Analysis of SRT in Python

Source: Internet
Author: User

Desperate_housewives _-_ season_1 has only Chinese subtitles on iQiYi, which is a shortcoming for those who want to practice English listening. No suitable tools can be found online to display external subtitles. Just recently I was learning python, so I thought that it would be better to have a hand to do it.

Everything has to be done. My ideas are as follows:
1. Analyze SRT files;
2. extract time information and characters to be displayed. This is the most important part. The best way is to call the python regular expression to extract related information;
3. Call the pyosd display function, which is similar to the lyrics display function of the QQ music player;

For more information about SRT, see http://en.wikipedia.org/wiki/subrip. However, due to frequent access to external Subtitles at work, you also have a certain understanding of SRT.
The SubRip file format is "perhaps the most basic of all subtitle formats. "[10] SubRip files are named with the extension. SRT, and contain formatted plain text. the time format used is hours: Minutes: seconds, milliseconds. the decimal separator used is the comma, since the program was written in France. the line break used is often the CR + LF pair. subtitles are numbered sequentially, starting at 1.

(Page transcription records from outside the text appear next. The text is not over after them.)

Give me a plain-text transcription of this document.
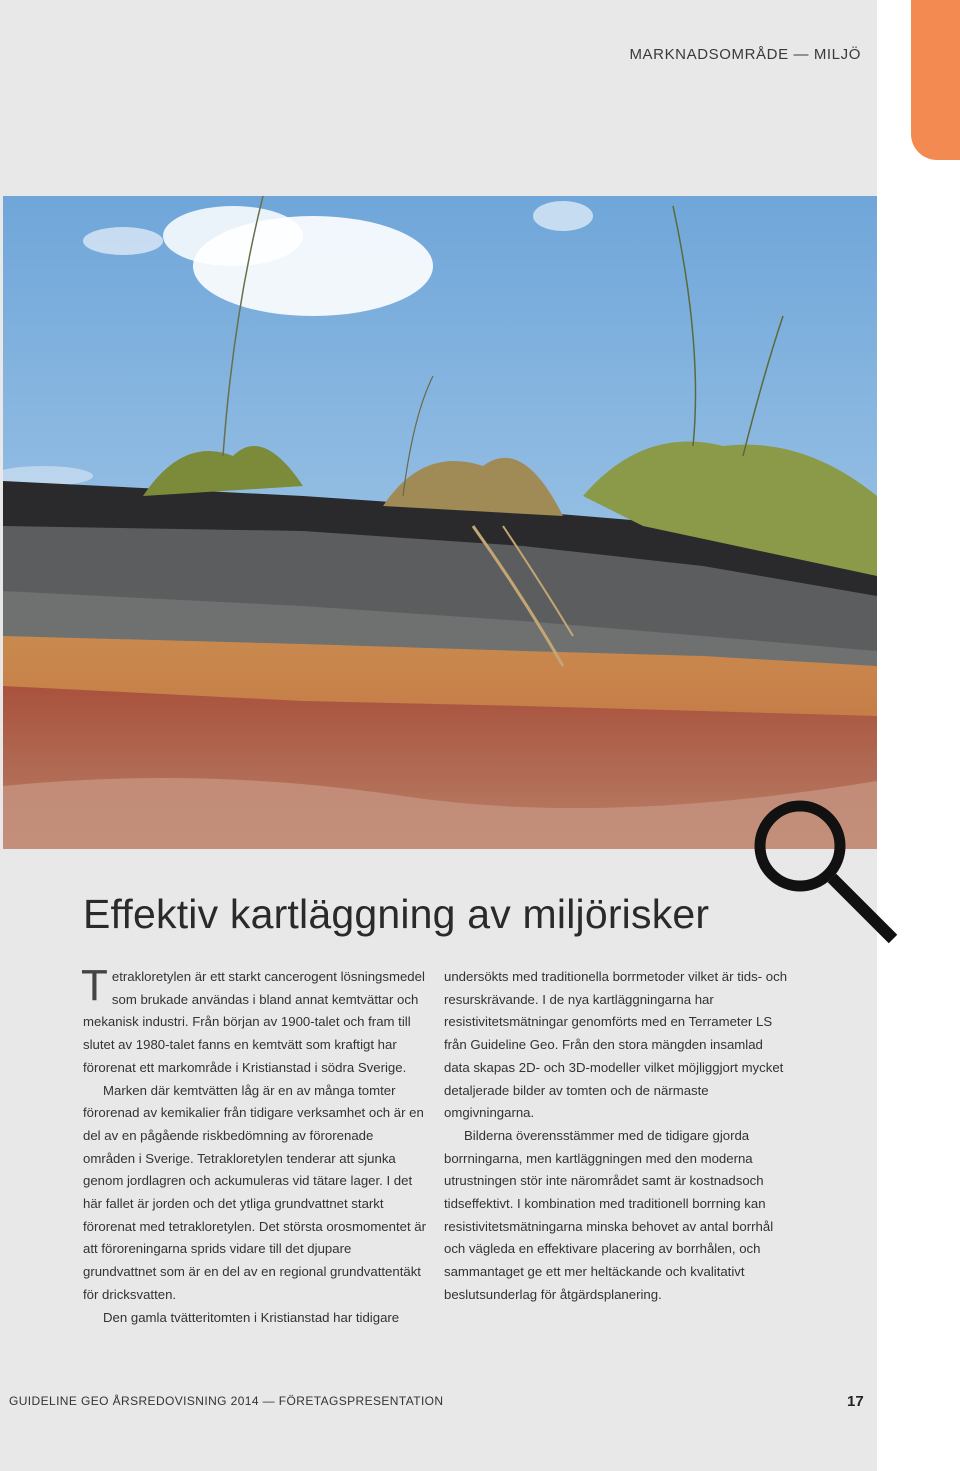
MARKNADSOMRÅDE — MILJÖ
Effektiv kartläggning av miljörisker

Tetrakloretylen är ett starkt cancerogent lösningsmedel som brukade användas i bland annat kemtvättar och mekanisk industri. Från början av 1900-talet och fram till slutet av 1980-talet fanns en kemtvätt som kraftigt har förorenat ett markområde i Kristianstad i södra Sverige.

Marken där kemtvätten låg är en av många tomter förorenad av kemikalier från tidigare verksamhet och är en del av en pågående riskbedömning av förorenade områden i Sverige. Tetrakloretylen tenderar att sjunka genom jordlagren och ackumuleras vid tätare lager. I det här fallet är jorden och det ytliga grundvattnet starkt förorenat med tetrakloretylen. Det största orosmomentet är att föroreningarna sprids vidare till det djupare grundvattnet som är en del av en regional grundvattentäkt för dricksvatten.

Den gamla tvätteritomten i Kristianstad har tidigare

undersökts med traditionella borrmetoder vilket är tids- och resurskrävande. I de nya kartläggningarna har resistivitetsmätningar genomförts med en Terrameter LS från Guideline Geo. Från den stora mängden insamlad data skapas 2D- och 3D-modeller vilket möjliggjort mycket detaljerade bilder av tomten och de närmaste omgivningarna.

Bilderna överensstämmer med de tidigare gjorda borrningarna, men kartläggningen med den moderna utrustningen stör inte närområdet samt är kostnadsoch tidseffektivt. I kombination med traditionell borrning kan resistivitetsmätningarna minska behovet av antal borrhål och vägleda en effektivare placering av borrhålen, och sammantaget ge ett mer heltäckande och kvalitativt beslutsunderlag för åtgärdsplanering.

GUIDELINE GEO ÅRSREDOVISNING 2014 — FÖRETAGSPRESENTATION	17
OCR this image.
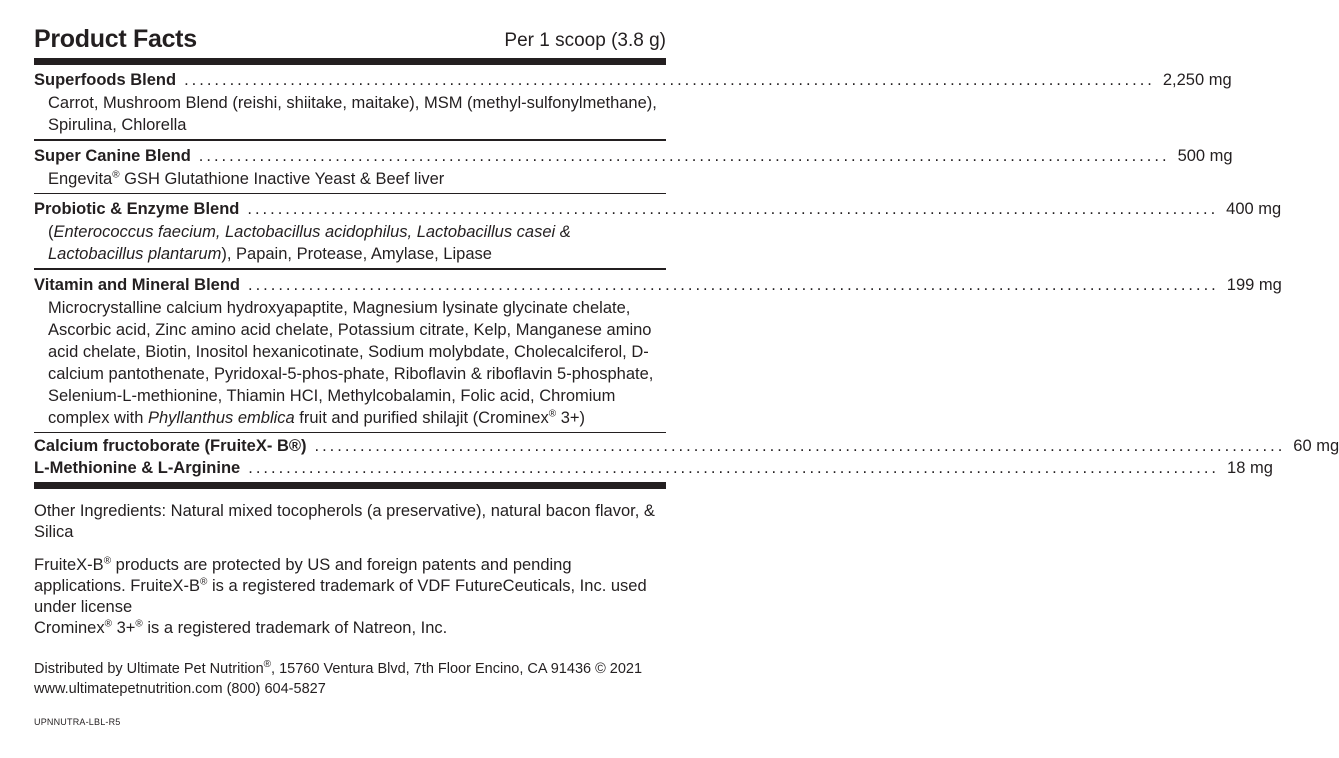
Product Facts	Per 1 scoop (3.8 g)
Superfoods Blend ................................................................................................................................ 2,250 mg
Carrot, Mushroom Blend (reishi, shiitake, maitake), MSM (methyl-sulfonylmethane), Spirulina, Chlorella
Super Canine Blend ................................................................................................................................ 500 mg
Engevita® GSH Glutathione Inactive Yeast & Beef liver
Probiotic & Enzyme Blend ................................................................................................................................ 400 mg
(Enterococcus faecium, Lactobacillus acidophilus, Lactobacillus casei & Lactobacillus plantarum), Papain, Protease, Amylase, Lipase
Vitamin and Mineral Blend ................................................................................................................................ 199 mg
Microcrystalline calcium hydroxyapaptite, Magnesium lysinate glycinate chelate, Ascorbic acid, Zinc amino acid chelate, Potassium citrate, Kelp, Manganese amino acid chelate, Biotin, Inositol hexanicotinate, Sodium molybdate, Cholecalciferol, D-calcium pantothenate, Pyridoxal-5-phos-phate, Riboflavin & riboflavin 5-phosphate, Selenium-L-methionine, Thiamin HCI, Methylcobalamin, Folic acid, Chromium complex with Phyllanthus emblica fruit and purified shilajit (Crominex® 3+)
Calcium fructoborate (FruiteX- B®) ................................................................................................................................ 60 mg
L-Methionine & L-Arginine ................................................................................................................................ 18 mg
Other Ingredients: Natural mixed tocopherols (a preservative), natural bacon flavor, & Silica
FruiteX-B® products are protected by US and foreign patents and pending applications. FruiteX-B® is a registered trademark of VDF FutureCeuticals, Inc. used under license
Crominex® 3+® is a registered trademark of Natreon, Inc.
Distributed by Ultimate Pet Nutrition®, 15760 Ventura Blvd, 7th Floor Encino, CA 91436 © 2021 www.ultimatepetnutrition.com (800) 604-5827
UPNNUTRA-LBL-R5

Subtitle number // equivalent to index, marking the serial number of subtitle
Start Time --> end time // the start time and end time. The duration can be calculated accordingly.
Text of subtitle (one or more lines) // subtitle Information
Blank line [11] [10] // blank line

The following is the implementationCodeVery rough. I am still modifying it, but I have implemented some functions:

Import reimport pyosdimport sysimport getoptimport timeclass srtparsing (): Index = 0 # hour minute sec = 0 duration = 0 print time. time () def srtgetindex (self, line): Reg = Re. compile ('\ D') if (Reg. search (line): print line def srtgettimestamp (self, line): Reg = Re. compile ('\-\>') P = pyosd. OSD () if (Reg. search (line): print line time = line. split ('-->') # Start Time: hour_end = time [1]. split (':') minute_end = int (hour_end [1]) sec_end = hour_end [2]. split (',') hour_end = int (hour_end [0]) mis_end = int (sec_end [1]) sec_end = int (sec_end [0]) print "end --> H: % d M: % d S: % d, MIS: % d "% (hour_end, minute_end, sec_end, mis_end) # End Time: hour_start = time [0]. split (':') minute_start = int (hour_start [1]) sec_start = hour_start [2]. split (',') hour_start = int (hour_start [0]) mis_start = sec_start [1] sec_start = int (sec_start [0]) time_start = hour_start * 60*60 + minute_start * 60 + sec_start print "Start Time: % d "% time_start time_end = hour_end * 60*60 + minute_end * 60 + sec_end print" End Time: % d "% time_end duration = time_end-time_start print duration p. set_timeout (duration) def srtgetsubinfo (self, line): Reg = Re. compile (R' ^ [A-Za-Z] ') P = pyosd. OSD () p. set_pos (pyosd. pos_bot) p. set_colour ("yellow") p. set_align (1) # P. set_shadow_offset (10) p. set_vertical_offset (100) if (Reg. search (line): print line P. display (line) p. wait_until_no_display () If _ name _ = "_ main _": SRT = srtparsing () F = open ("/home/workspace/subtitle/src/DH. SRT ") for line in F: SRT. srtgettimestamp (line) SRT. srtgetsubinfo (line)

The next step is to control the time. You need to obtain the time from the system and compare it with the tag to precisely control the display.

Contact Us

The content source of this page is from Internet, which doesn't represent Alibaba Cloud's opinion; products and services mentioned on that page don't have any relationship with Alibaba Cloud. If the content of the page makes you feel confusing, please write us an email, we will handle the problem within 5 days after receiving your email.

If you find any instances of plagiarism from the community, please send an email to: info-contact@alibabacloud.com and provide relevant evidence. A staff member will contact you within 5 working days.

A Free Trial That Lets You Build Big!

Start building with 50+ products and up to 12 months usage for Elastic Compute Service

  • Sales Support

    1 on 1 presale consultation

  • After-Sales Support

    24/7 Technical Support 6 Free Tickets per Quarter Faster Response

  • Alibaba Cloud offers highly flexible support services tailored to meet your exact needs.